The QTrait() function returns a data frame with the following columns:

Genetic Correlation Estimates (Common Pathway Model)

  • rGF1Trait_CPM: Genetic correlation between the external correlate (i.e., Educational Attainment) and the common factor (i.e., the genetic g factor).
  • SErGF1Trait_CPM: Standard error of the genetic correlation.
  • pvalrGF1Trait_CPM: p-value for the genetic correlation estimate.
  • rGF1Trait_significant_CPM: Bonferroni-corrected significance of the genetic correlation (* = statistically significant).

Heterogeneity Indices (Common Pathway Model)

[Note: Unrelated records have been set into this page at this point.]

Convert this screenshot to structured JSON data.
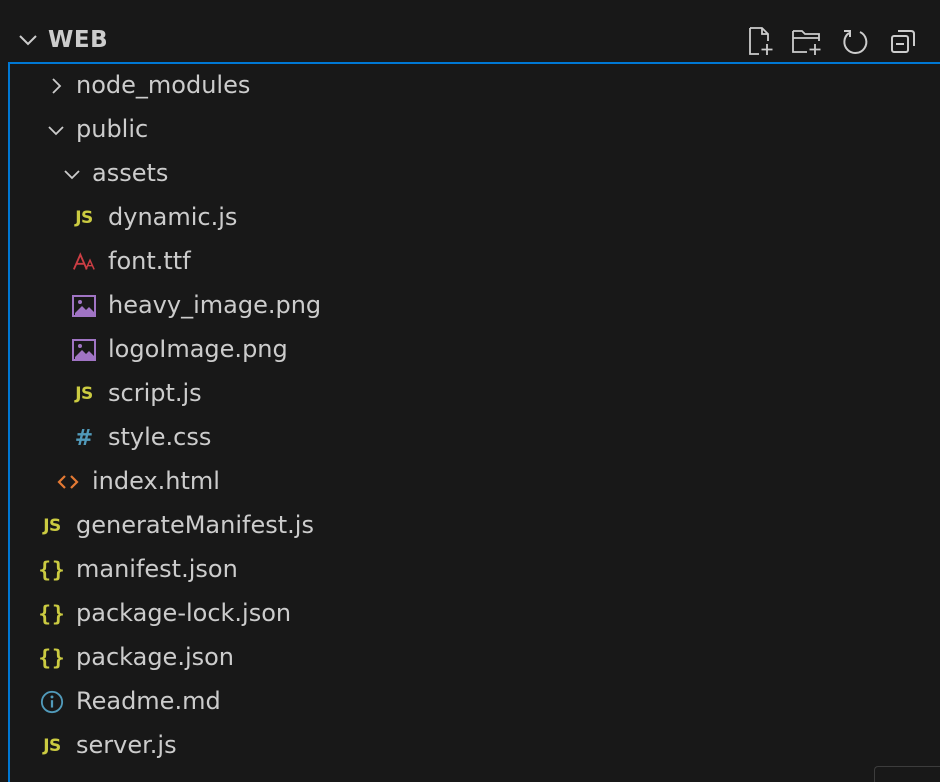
{
  "section": {
    "title": "WEB",
    "expanded": true,
    "actions": [
      {
        "name": "new-file-icon"
      },
      {
        "name": "new-folder-icon"
      },
      {
        "name": "refresh-icon"
      },
      {
        "name": "collapse-all-icon"
      }
    ]
  },
  "colors": {
    "background": "#181818",
    "focus_border": "#0078d4",
    "text": "#cccccc",
    "js": "#cbcb41",
    "json": "#cbcb41",
    "css": "#519aba",
    "font": "#cc3e44",
    "image": "#a074c4",
    "html": "#e37933",
    "info": "#519aba"
  },
  "tree": [
    {
      "label": "node_modules",
      "kind": "folder",
      "expanded": false,
      "icon": "chevron-right-icon"
    },
    {
      "label": "public",
      "kind": "folder",
      "expanded": true,
      "icon": "chevron-down-icon"
    },
    {
      "label": "assets",
      "kind": "folder",
      "expanded": true,
      "icon": "chevron-down-icon"
    },
    {
      "label": "dynamic.js",
      "kind": "file",
      "icon": "js-file-icon",
      "badge": "JS"
    },
    {
      "label": "font.ttf",
      "kind": "file",
      "icon": "font-file-icon",
      "badge": "Aa"
    },
    {
      "label": "heavy_image.png",
      "kind": "file",
      "icon": "image-file-icon"
    },
    {
      "label": "logoImage.png",
      "kind": "file",
      "icon": "image-file-icon"
    },
    {
      "label": "script.js",
      "kind": "file",
      "icon": "js-file-icon",
      "badge": "JS"
    },
    {
      "label": "style.css",
      "kind": "file",
      "icon": "css-file-icon",
      "badge": "#"
    },
    {
      "label": "index.html",
      "kind": "file",
      "icon": "html-file-icon"
    },
    {
      "label": "generateManifest.js",
      "kind": "file",
      "icon": "js-file-icon",
      "badge": "JS"
    },
    {
      "label": "manifest.json",
      "kind": "file",
      "icon": "json-file-icon",
      "badge": "{}"
    },
    {
      "label": "package-lock.json",
      "kind": "file",
      "icon": "json-file-icon",
      "badge": "{}"
    },
    {
      "label": "package.json",
      "kind": "file",
      "icon": "json-file-icon",
      "badge": "{}"
    },
    {
      "label": "Readme.md",
      "kind": "file",
      "icon": "info-icon"
    },
    {
      "label": "server.js",
      "kind": "file",
      "icon": "js-file-icon",
      "badge": "JS"
    }
  ]
}
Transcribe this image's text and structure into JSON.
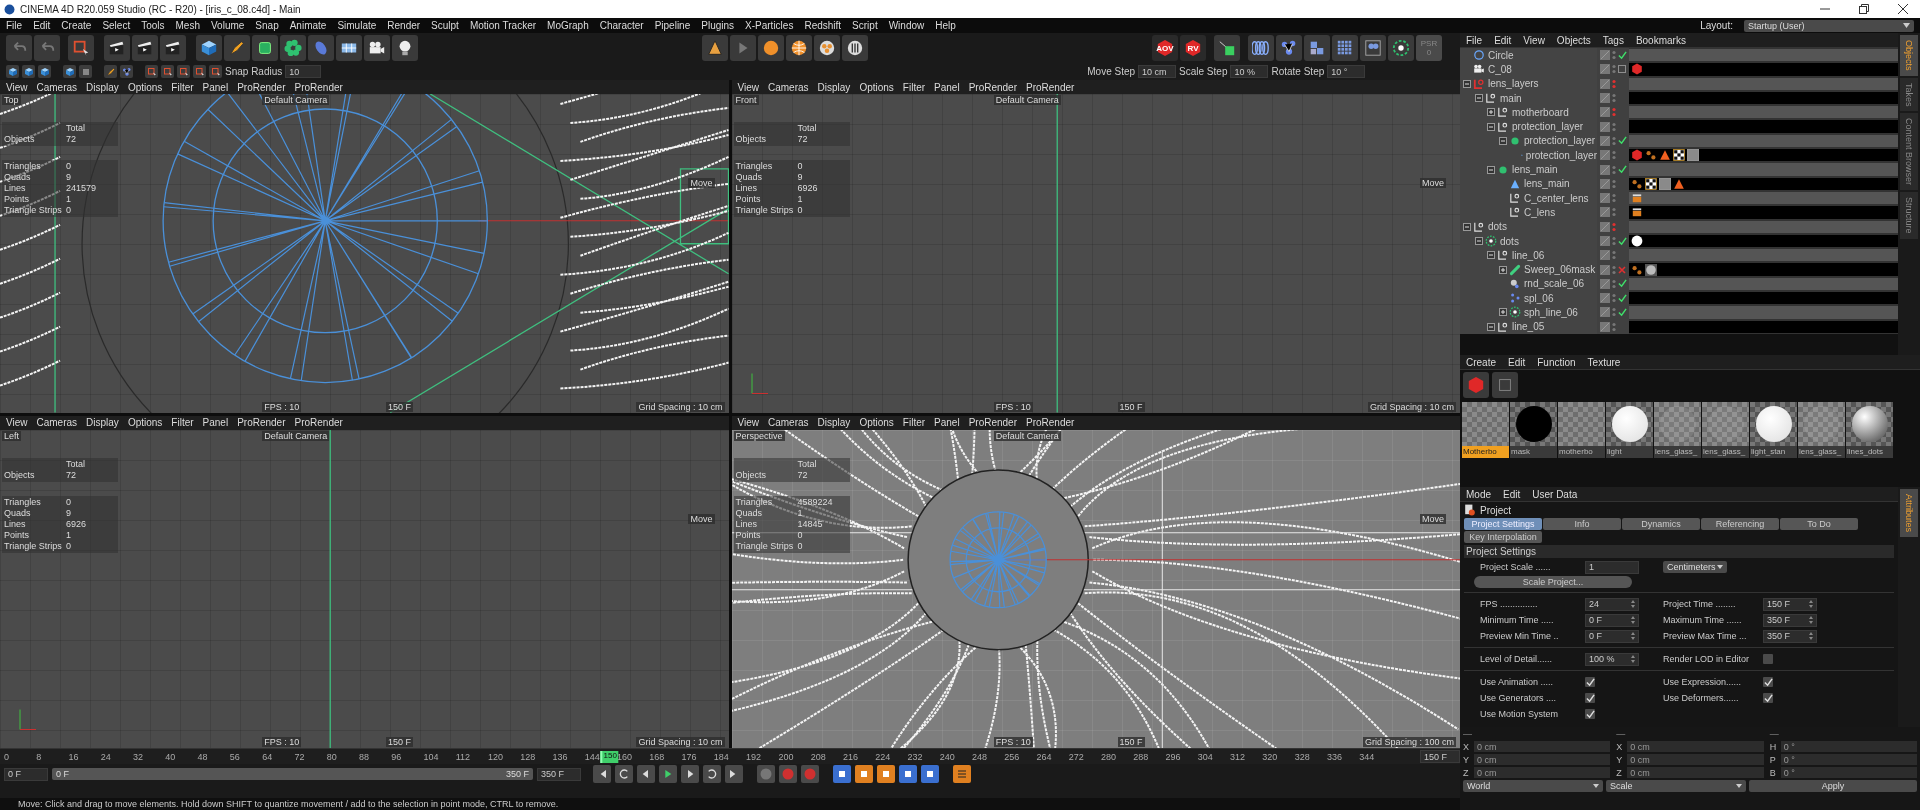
{
  "window": {
    "title": "CINEMA 4D R20.059 Studio (RC - R20) - [iris_c_08.c4d] - Main"
  },
  "menu": [
    "File",
    "Edit",
    "Create",
    "Select",
    "Tools",
    "Mesh",
    "Volume",
    "Snap",
    "Animate",
    "Simulate",
    "Render",
    "Sculpt",
    "Motion Tracker",
    "MoGraph",
    "Character",
    "Pipeline",
    "Plugins",
    "X-Particles",
    "Redshift",
    "Script",
    "Window",
    "Help"
  ],
  "layout": {
    "label": "Layout:",
    "value": "Startup (User)"
  },
  "toolbar": {
    "render_badges": [
      "AOV",
      "RV"
    ],
    "psr": {
      "label": "PSR",
      "value": "0"
    }
  },
  "snap": {
    "label": "Snap Radius",
    "value": "10"
  },
  "steps": [
    {
      "label": "Move Step",
      "value": "10 cm"
    },
    {
      "label": "Scale Step",
      "value": "10 %"
    },
    {
      "label": "Rotate Step",
      "value": "10 °"
    }
  ],
  "viewports": [
    {
      "kind": "top",
      "menu": [
        "View",
        "Cameras",
        "Display",
        "Options",
        "Filter",
        "Panel",
        "ProRender",
        "ProRender"
      ],
      "name": "Top",
      "camera": "Default Camera",
      "total": "Total",
      "objects": {
        "label": "Objects",
        "value": "72"
      },
      "stats": [
        {
          "label": "Triangles",
          "value": "0"
        },
        {
          "label": "Quads",
          "value": "9"
        },
        {
          "label": "Lines",
          "value": "241579"
        },
        {
          "label": "Points",
          "value": "1"
        },
        {
          "label": "Triangle Strips",
          "value": "0"
        }
      ],
      "move": "Move",
      "fps": "FPS : 10",
      "frame": "150 F",
      "grid": "Grid Spacing : 10 cm"
    },
    {
      "kind": "front",
      "menu": [
        "View",
        "Cameras",
        "Display",
        "Options",
        "Filter",
        "Panel",
        "ProRender",
        "ProRender"
      ],
      "name": "Front",
      "camera": "Default Camera",
      "total": "Total",
      "objects": {
        "label": "Objects",
        "value": "72"
      },
      "stats": [
        {
          "label": "Triangles",
          "value": "0"
        },
        {
          "label": "Quads",
          "value": "9"
        },
        {
          "label": "Lines",
          "value": "6926"
        },
        {
          "label": "Points",
          "value": "1"
        },
        {
          "label": "Triangle Strips",
          "value": "0"
        }
      ],
      "move": "Move",
      "fps": "FPS : 10",
      "frame": "150 F",
      "grid": "Grid Spacing : 10 cm"
    },
    {
      "kind": "left",
      "menu": [
        "View",
        "Cameras",
        "Display",
        "Options",
        "Filter",
        "Panel",
        "ProRender",
        "ProRender"
      ],
      "name": "Left",
      "camera": "Default Camera",
      "total": "Total",
      "objects": {
        "label": "Objects",
        "value": "72"
      },
      "stats": [
        {
          "label": "Triangles",
          "value": "0"
        },
        {
          "label": "Quads",
          "value": "9"
        },
        {
          "label": "Lines",
          "value": "6926"
        },
        {
          "label": "Points",
          "value": "1"
        },
        {
          "label": "Triangle Strips",
          "value": "0"
        }
      ],
      "move": "Move",
      "fps": "FPS : 10",
      "frame": "150 F",
      "grid": "Grid Spacing : 10 cm"
    },
    {
      "kind": "perspective",
      "menu": [
        "View",
        "Cameras",
        "Display",
        "Options",
        "Filter",
        "Panel",
        "ProRender",
        "ProRender"
      ],
      "name": "Perspective",
      "camera": "Default Camera",
      "total": "Total",
      "objects": {
        "label": "Objects",
        "value": "72"
      },
      "stats": [
        {
          "label": "Triangles",
          "value": "4589224"
        },
        {
          "label": "Quads",
          "value": "1"
        },
        {
          "label": "Lines",
          "value": "14845"
        },
        {
          "label": "Points",
          "value": "0"
        },
        {
          "label": "Triangle Strips",
          "value": "0"
        }
      ],
      "move": "Move",
      "fps": "FPS : 10",
      "frame": "150 F",
      "grid": "Grid Spacing : 100 cm"
    }
  ],
  "object_manager": {
    "menu": [
      "File",
      "Edit",
      "View",
      "Objects",
      "Tags",
      "Bookmarks"
    ],
    "objects": [
      {
        "name": "Circle",
        "kind": "circle",
        "editor_hidden": false,
        "enabled": true
      },
      {
        "name": "C_08",
        "kind": "camera",
        "editor_hidden": false,
        "tags": [
          {
            "kind": "red-hex"
          }
        ]
      },
      {
        "name": "lens_layers",
        "kind": "layer",
        "expanded": true,
        "editor_hidden": true,
        "children": [
          {
            "name": "main",
            "kind": "null",
            "expanded": true,
            "editor_hidden": false,
            "children": [
              {
                "name": "motherboard",
                "kind": "null",
                "expanded": false,
                "editor_hidden": true
              },
              {
                "name": "protection_layer",
                "kind": "null",
                "expanded": true,
                "editor_hidden": false,
                "children": [
                  {
                    "name": "protection_layer",
                    "kind": "generator",
                    "expanded": true,
                    "editor_hidden": false,
                    "enabled": true,
                    "children": [
                      {
                        "name": "protection_layer",
                        "kind": "cone",
                        "editor_hidden": false,
                        "tags": [
                          {
                            "kind": "red-hex"
                          },
                          {
                            "kind": "orange-dots"
                          },
                          {
                            "kind": "orange-cone"
                          },
                          {
                            "kind": "checker"
                          },
                          {
                            "kind": "noise"
                          }
                        ]
                      }
                    ]
                  }
                ]
              },
              {
                "name": "lens_main",
                "kind": "generator",
                "expanded": true,
                "editor_hidden": false,
                "enabled": true,
                "children": [
                  {
                    "name": "lens_main",
                    "kind": "cone",
                    "editor_hidden": false,
                    "tags": [
                      {
                        "kind": "orange-dots"
                      },
                      {
                        "kind": "checker"
                      },
                      {
                        "kind": "noise"
                      },
                      {
                        "kind": "orange-cone"
                      }
                    ]
                  },
                  {
                    "name": "C_center_lens",
                    "kind": "null",
                    "editor_hidden": false,
                    "tags": [
                      {
                        "kind": "clapper"
                      }
                    ]
                  },
                  {
                    "name": "C_lens",
                    "kind": "null",
                    "editor_hidden": false,
                    "tags": [
                      {
                        "kind": "clapper"
                      }
                    ]
                  }
                ]
              }
            ]
          }
        ]
      },
      {
        "name": "dots",
        "kind": "null",
        "expanded": true,
        "editor_hidden": true,
        "children": [
          {
            "name": "dots",
            "kind": "cloner",
            "expanded": true,
            "editor_hidden": false,
            "enabled": true,
            "tags": [
              {
                "kind": "white-sphere"
              }
            ],
            "children": [
              {
                "name": "line_06",
                "kind": "null",
                "expanded": true,
                "editor_hidden": false,
                "children": [
                  {
                    "name": "Sweep_06mask",
                    "kind": "sweep",
                    "expanded": false,
                    "editor_hidden": false,
                    "enabled": false,
                    "tags": [
                      {
                        "kind": "orange-dots"
                      },
                      {
                        "kind": "gray-sphere"
                      }
                    ]
                  },
                  {
                    "name": "rnd_scale_06",
                    "kind": "effector",
                    "editor_hidden": false,
                    "enabled": true
                  },
                  {
                    "name": "spl_06",
                    "kind": "spline",
                    "editor_hidden": false,
                    "enabled": true
                  },
                  {
                    "name": "sph_line_06",
                    "kind": "cloner",
                    "expanded": false,
                    "editor_hidden": false,
                    "enabled": true
                  }
                ]
              },
              {
                "name": "line_05",
                "kind": "null",
                "expanded": true,
                "editor_hidden": false
              }
            ]
          }
        ]
      }
    ]
  },
  "side_tabs": [
    {
      "label": "Objects",
      "selected": true
    },
    {
      "label": "Takes",
      "selected": false
    },
    {
      "label": "Content Browser",
      "selected": false
    },
    {
      "label": "Structure",
      "selected": false
    }
  ],
  "material_manager": {
    "menu": [
      "Create",
      "Edit",
      "Function",
      "Texture"
    ],
    "materials": [
      {
        "name": "Motherbo",
        "kind": "checker",
        "selected": true
      },
      {
        "name": "mask",
        "kind": "black-sphere",
        "selected": false
      },
      {
        "name": "motherbo",
        "kind": "checker",
        "selected": false
      },
      {
        "name": "light",
        "kind": "white-sphere",
        "selected": false
      },
      {
        "name": "lens_glass_",
        "kind": "glass",
        "selected": false
      },
      {
        "name": "lens_glass_",
        "kind": "glass",
        "selected": false
      },
      {
        "name": "light_stan",
        "kind": "white-sphere",
        "selected": false
      },
      {
        "name": "lens_glass_",
        "kind": "glass",
        "selected": false
      },
      {
        "name": "lines_dots",
        "kind": "gray-sphere",
        "selected": false
      }
    ]
  },
  "attributes": {
    "menu": [
      "Mode",
      "Edit",
      "User Data"
    ],
    "title": "Project",
    "tabs": [
      {
        "label": "Project Settings",
        "selected": true
      },
      {
        "label": "Info",
        "selected": false
      },
      {
        "label": "Dynamics",
        "selected": false
      },
      {
        "label": "Referencing",
        "selected": false
      },
      {
        "label": "To Do",
        "selected": false
      },
      {
        "label": "Key Interpolation",
        "selected": false
      }
    ],
    "section": "Project Settings",
    "scale": {
      "label": "Project Scale ......",
      "value": "1",
      "unit": "Centimeters",
      "button": "Scale Project..."
    },
    "groups": [
      [
        [
          {
            "kind": "number",
            "label": "FPS ...............",
            "value": "24"
          },
          {
            "kind": "number",
            "label": "Project Time ........",
            "value": "150 F"
          }
        ],
        [
          {
            "kind": "number",
            "label": "Minimum Time .....",
            "value": "0 F"
          },
          {
            "kind": "number",
            "label": "Maximum Time ......",
            "value": "350 F"
          }
        ],
        [
          {
            "kind": "number",
            "label": "Preview Min Time ..",
            "value": "0 F"
          },
          {
            "kind": "number",
            "label": "Preview Max Time ...",
            "value": "350 F"
          }
        ]
      ],
      [
        [
          {
            "kind": "number",
            "label": "Level of Detail......",
            "value": "100 %"
          },
          {
            "kind": "checkbox",
            "label": "Render LOD in Editor",
            "checked": false
          }
        ]
      ],
      [
        [
          {
            "kind": "checkbox",
            "label": "Use Animation .....",
            "checked": true
          },
          {
            "kind": "checkbox",
            "label": "Use Expression......",
            "checked": true
          }
        ],
        [
          {
            "kind": "checkbox",
            "label": "Use Generators ....",
            "checked": true
          },
          {
            "kind": "checkbox",
            "label": "Use Deformers......",
            "checked": true
          }
        ],
        [
          {
            "kind": "checkbox",
            "label": "Use Motion System",
            "checked": true
          }
        ]
      ]
    ]
  },
  "attribute_side_tabs": [
    {
      "label": "Attributes",
      "selected": true
    }
  ],
  "timeline": {
    "ruler": [
      "0",
      "8",
      "16",
      "24",
      "32",
      "40",
      "48",
      "56",
      "64",
      "72",
      "80",
      "88",
      "96",
      "104",
      "112",
      "120",
      "128",
      "136",
      "144",
      "160",
      "168",
      "176",
      "184",
      "192",
      "200",
      "208",
      "216",
      "224",
      "232",
      "240",
      "248",
      "256",
      "264",
      "272",
      "280",
      "288",
      "296",
      "304",
      "312",
      "320",
      "328",
      "336",
      "344"
    ],
    "playhead": {
      "label": "150",
      "level": 0.4286
    },
    "current_field": "150 F",
    "start_field": "0 F",
    "range": {
      "start": "0 F",
      "end": "350 F",
      "level": 1
    },
    "end_field": "350 F"
  },
  "coordinates": {
    "columns": [
      {
        "title": "—",
        "rows": [
          {
            "axis": "X",
            "value": "0 cm"
          },
          {
            "axis": "Y",
            "value": "0 cm"
          },
          {
            "axis": "Z",
            "value": "0 cm"
          }
        ]
      },
      {
        "title": "—",
        "rows": [
          {
            "axis": "X",
            "value": "0 cm"
          },
          {
            "axis": "Y",
            "value": "0 cm"
          },
          {
            "axis": "Z",
            "value": "0 cm"
          }
        ]
      },
      {
        "title": "—",
        "rows": [
          {
            "axis": "H",
            "value": "0 °"
          },
          {
            "axis": "P",
            "value": "0 °"
          },
          {
            "axis": "B",
            "value": "0 °"
          }
        ]
      }
    ],
    "dropdowns": [
      "World",
      "Scale"
    ],
    "button": "Apply"
  },
  "status_bar": "Move: Click and drag to move elements. Hold down SHIFT to quantize movement / add to the selection in point mode, CTRL to remove."
}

  • QTrait_CPM: QTrait heterogeneity statistic, derived from a χ² difference test comparing:
    1. The common pathway model, where the external correlate predicts only the common factor.
    2. The independent pathways model, where the external correlate directly predicts individual indicator phenotypes.
      A significant QTrait_CPM suggests that the relationship between the external correlate and the indicator traits cannot be fully explained by the common factor, implying the presence of more specific genetic pathways.
  • df_CPM: Degrees of freedom for QTrait_CPM.
  • p_value_CPM: p-value of QTrait_CPM.
  • Qsignificant_CPM: Bonferroni-corrected significance of QTrait_CPM (* = statistically significant).
  • lSRMR_CPM: Local Standardized Root Mean Squared Residual (lSRMR), an index quantifying discrepancies between observed genetic correlations (LDSC-derived) and those implied by the common pathway model.
  • lSRMR_above_threshold_CPM: Indicates whether lSRMR_CPM exceeds 25% of the root mean square genetic correlation between the external correlate and individual phenotypes and lSRMR_CPM is greated than **0.10). This threshold is defined by the arguments lsrmr (default = 0.25) andlsrmrthreshold (default = 0.10).
  • heterogeneity_CPM: Indicates the presence of statistically significant (QTrait_CPM) and meaningful (lSRMR_CPM above threshold) heterogeneity in the common pathway model.

Genetic Correlation Estimates (Follow-Up Model)

  • rGF1Trait_FUM: Genetic correlation between the external correlate and the common factor in the follow-up model, which allows unconstrained direct paths to identified outlier indicator traits (see Unconstrained_paths).
  • SErGF1Trait_FUM: Standard error of rGF1Trait_FUM.
  • pvalrGF1Trait_FUM: p-value for rGF1Trait_FUM.
  • rGF1Trait_significant_FUM: Bonferroni-corrected significance of rGF1Trait_FUM.

Heterogeneity Indices (Follow-Up Model)

  • QTrait_FUM: QTrait heterogeneity statistic in the follow-up model.
  • df_FUM: Degrees of freedom for QTrait_FUM.
  • p_value_FUM: p-value of QTrait_FUM.
  • Qsignificant_FUM: Bonferroni-corrected significance of QTrait_FUM.
  • lSRMR_FUM: Local Standardized Root Mean Squared Residual (lSRMR) in the follow-up model.
  • lSRMR_above_threshold_FUM: Indicates whether lSRMR_FUM exceeds 25% of the root mean square genetic correlation between the external correlate and individual phenotypes and lSRMR_FUM is greated than **0.10). This threshold is defined by the arguments lsrmr (default = 0.25) andlsrmrthreshold (default = 0.10).
  • heterogeneity_FUM: Indicates the presence of statistically significant (QTrait_FUM) and meaningful (lSRMR_FUM above threshold) heterogeneity in the follow-up model.

Outlier Identification

  • Unconstrained_paths: Indicator traits identified as outliers with unconstrained direct paths from the external correlate in the follow-up model.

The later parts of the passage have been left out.